Honey Pepper Chicken Mac and Cheese
servings : 2
prep Time : 20
Cooking Time : 20
Cuisine : American
Difficulty : Easy
Ingredients
Chicken Breast - 2.00 Whole
Honey - 2.00 tbsp
Soy Sauce - 1.00 tbsp
Black Pepper - 1.00 tsp
Macaroni - 2.00 Cup
Cheddar Cheese - 2.00 Cup
Parmesan - 1.00 Cup
Butter - 2.00 tbsp
Plain Flour - 2.00 tbsp
Whole Milk - 2.00 Cup
Garlic Powder - 1.00 tsp
Steps
- Cook the macaroni according to package directions until al dente. Drain and set aside.
- In a small bowl, mix honey, soy sauce, and black pepper. Set aside.
- Heat a skillet over medium heat. Cook the chicken breasts for about 5-7 minutes per side, or until fully cooked. Remove the chicken from the pan and let it rest for 5 minutes before slicing.
- In the same pan, pour in the honey mixture and allow it to cook for 1-2 minutes until thickened. Toss the sliced chicken in the glaze until fully coated. Set aside.

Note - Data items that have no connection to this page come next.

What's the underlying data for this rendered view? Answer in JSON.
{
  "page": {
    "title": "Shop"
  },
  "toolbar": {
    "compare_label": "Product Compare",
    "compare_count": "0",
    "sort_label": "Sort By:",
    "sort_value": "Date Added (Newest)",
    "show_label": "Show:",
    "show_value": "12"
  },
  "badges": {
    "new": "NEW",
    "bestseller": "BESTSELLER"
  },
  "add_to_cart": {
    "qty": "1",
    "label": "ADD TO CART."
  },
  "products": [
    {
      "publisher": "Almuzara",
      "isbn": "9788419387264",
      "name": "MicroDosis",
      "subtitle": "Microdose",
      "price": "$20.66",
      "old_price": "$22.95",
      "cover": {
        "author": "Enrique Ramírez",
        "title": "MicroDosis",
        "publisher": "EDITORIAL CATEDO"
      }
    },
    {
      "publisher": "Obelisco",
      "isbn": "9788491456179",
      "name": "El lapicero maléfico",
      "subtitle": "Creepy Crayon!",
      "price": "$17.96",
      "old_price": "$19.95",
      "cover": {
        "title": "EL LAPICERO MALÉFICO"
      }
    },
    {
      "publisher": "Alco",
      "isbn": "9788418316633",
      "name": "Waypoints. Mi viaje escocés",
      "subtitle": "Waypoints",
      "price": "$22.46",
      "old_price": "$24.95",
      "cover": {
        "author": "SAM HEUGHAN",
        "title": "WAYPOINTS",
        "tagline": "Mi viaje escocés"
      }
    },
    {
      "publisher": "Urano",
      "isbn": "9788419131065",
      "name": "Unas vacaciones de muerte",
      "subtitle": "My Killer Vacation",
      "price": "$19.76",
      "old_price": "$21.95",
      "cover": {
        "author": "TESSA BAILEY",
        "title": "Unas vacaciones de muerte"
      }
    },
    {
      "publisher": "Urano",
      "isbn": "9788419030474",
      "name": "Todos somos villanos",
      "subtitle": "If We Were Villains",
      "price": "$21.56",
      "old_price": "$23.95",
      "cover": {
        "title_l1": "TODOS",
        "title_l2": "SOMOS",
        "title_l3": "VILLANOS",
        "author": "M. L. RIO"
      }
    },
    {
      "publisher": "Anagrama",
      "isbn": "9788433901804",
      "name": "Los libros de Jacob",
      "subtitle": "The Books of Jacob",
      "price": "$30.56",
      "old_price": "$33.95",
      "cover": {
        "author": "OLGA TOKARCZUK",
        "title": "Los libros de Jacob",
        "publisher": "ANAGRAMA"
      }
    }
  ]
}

- In a medium saucepan, melt the butter over medium heat. Stir in the flour and cook for 1-2 minutes to form a roux.
- Gradually whisk in the milk, garlic powder, salt, and pepper, and cook until the sauce thickens, about 5 minutes.
- Remove the saucepan from heat and stir in the cheddar and Parmesan cheeses until melted and smooth.
- Add the cooked macaroni to the cheese sauce, stirring to coat the pasta evenly.
- Plate the mac and cheese, then top with the honey-glazed chicken slices. Garnish with fresh parsley if desired.